An Andover school traded its cafeteria trash cans for sets of recycling and composting stations this week as part of an ongoing effort to get students town-wide to think green.
After a similar effort saw success at Andover High School this past year, the school is now using sets of bins aimed at sorting trash into several categories, including recyclable plastic, compostables and liquids.
The effort was started by Andover High School alumnus Hannah Krieger and continued by the school’s Environmental Club following her departure. Last week, the club passed the recycling torch on to a green team at Wood Hill Middle School in a school-wide assembly.
“One of our big mottos is ‘take care of one another,’ but it isn’t just taking care of one another.
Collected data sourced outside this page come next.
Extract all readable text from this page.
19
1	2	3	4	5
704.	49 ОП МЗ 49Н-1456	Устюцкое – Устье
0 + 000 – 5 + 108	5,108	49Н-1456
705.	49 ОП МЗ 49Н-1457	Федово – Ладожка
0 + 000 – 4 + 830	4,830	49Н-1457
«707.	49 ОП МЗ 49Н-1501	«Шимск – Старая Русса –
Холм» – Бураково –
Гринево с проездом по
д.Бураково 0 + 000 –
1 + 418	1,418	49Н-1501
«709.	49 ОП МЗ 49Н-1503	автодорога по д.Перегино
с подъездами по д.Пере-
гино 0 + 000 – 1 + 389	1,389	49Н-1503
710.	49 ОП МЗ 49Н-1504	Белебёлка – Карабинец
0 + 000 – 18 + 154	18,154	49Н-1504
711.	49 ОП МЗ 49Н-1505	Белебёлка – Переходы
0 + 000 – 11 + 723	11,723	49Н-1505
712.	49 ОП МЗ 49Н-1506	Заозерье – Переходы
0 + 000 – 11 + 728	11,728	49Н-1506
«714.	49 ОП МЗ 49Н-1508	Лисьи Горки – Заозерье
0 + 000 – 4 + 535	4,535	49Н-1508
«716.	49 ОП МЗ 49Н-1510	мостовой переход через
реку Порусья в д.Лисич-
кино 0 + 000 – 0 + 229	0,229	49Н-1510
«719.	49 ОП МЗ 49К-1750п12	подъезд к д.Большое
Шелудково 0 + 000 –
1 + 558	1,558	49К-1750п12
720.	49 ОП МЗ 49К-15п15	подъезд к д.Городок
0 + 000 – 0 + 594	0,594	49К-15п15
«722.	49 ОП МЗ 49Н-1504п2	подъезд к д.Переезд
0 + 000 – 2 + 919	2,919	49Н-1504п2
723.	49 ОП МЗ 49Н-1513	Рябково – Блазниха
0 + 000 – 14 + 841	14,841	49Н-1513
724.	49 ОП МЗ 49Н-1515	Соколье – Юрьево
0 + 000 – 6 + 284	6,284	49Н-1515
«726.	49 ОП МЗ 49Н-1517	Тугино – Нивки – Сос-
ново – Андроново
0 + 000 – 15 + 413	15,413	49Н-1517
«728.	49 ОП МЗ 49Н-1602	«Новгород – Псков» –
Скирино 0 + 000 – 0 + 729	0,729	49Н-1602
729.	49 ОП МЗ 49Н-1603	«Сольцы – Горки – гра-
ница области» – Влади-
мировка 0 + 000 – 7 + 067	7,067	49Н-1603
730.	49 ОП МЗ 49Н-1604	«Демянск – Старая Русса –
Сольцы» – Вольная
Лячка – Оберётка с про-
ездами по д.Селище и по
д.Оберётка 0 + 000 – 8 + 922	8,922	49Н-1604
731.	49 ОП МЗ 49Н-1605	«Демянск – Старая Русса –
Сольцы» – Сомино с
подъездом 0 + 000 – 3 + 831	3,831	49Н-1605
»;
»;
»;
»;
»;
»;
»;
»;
It’s taking care of the Earth, taking care of what’s around us,” Wood Hill Principal Patrick Bucco said. “This is kind of an offshoot of that.”
The school’s health classes will set up a rotation for students to man the individual stations and ensure that kids are sorting their trash like they should be, according to Dina Roumeliotis, Environmental Club member and public relations intern for Sustainable Andover.
The transition from using a single barrel for trash to sorting won’t be seamless, but the school is ready to make the effort, according to Bucco.
“Seamless? Doubtful,” he said. “But we’ll get seamless eventually. We know there’s going to be some pain and some mistakes along the way, but we’ll get through that. Starting is the biggest thing.”
The end-goal of the sorting effort is to reduce how much trash the town passes on to incinerators. While the town pays to have its trash burned by the pound, removing compostables, liquids and more from that can reduce what the town pays for the service.
Steve Fink, co-chair of Sustainable Andover, said one or two schools won’t have much of an impact on how much Andover saves. But if every school participates in the effort — the end goal, he said — the savings could be drastic.
“If we get all 10 schools, it actually ends up being a noticeable line item in the budget,” Fink said. “Then you get all the students doing it.”
That can lead to greater things at home, according to Fink.
“The thing that means the most to me, and this has happened three or four times, is a parent comes to me and says their kid has gotten them into composting at home because of what they’ve learned,” he said.
High Plain Elementary School is being targeted as the focus for the next effort. Because the school is part of the same building as Wood Hill Middle School, shifting the program to elementary school children will be easier, according to Bucco.
“Our students will be working with their students and staff over there, saying, ‘Here’s what worked for us,’” he said. “They’ll learn from our mistakes, just like how we’re learning from the high school.”
The effort is also conducive of the school district’s emphasis of project-based learning, where the education process leaves the pages of a textbook and becomes more involved, according to Fink.
For the high school students involved, moving the effort to younger hands “was the best kind of education,” Fink said. “This wasn’t writing a report somewhere and handing it into the teacher. This is changing how the town does composting. This is changing how the town actually works.”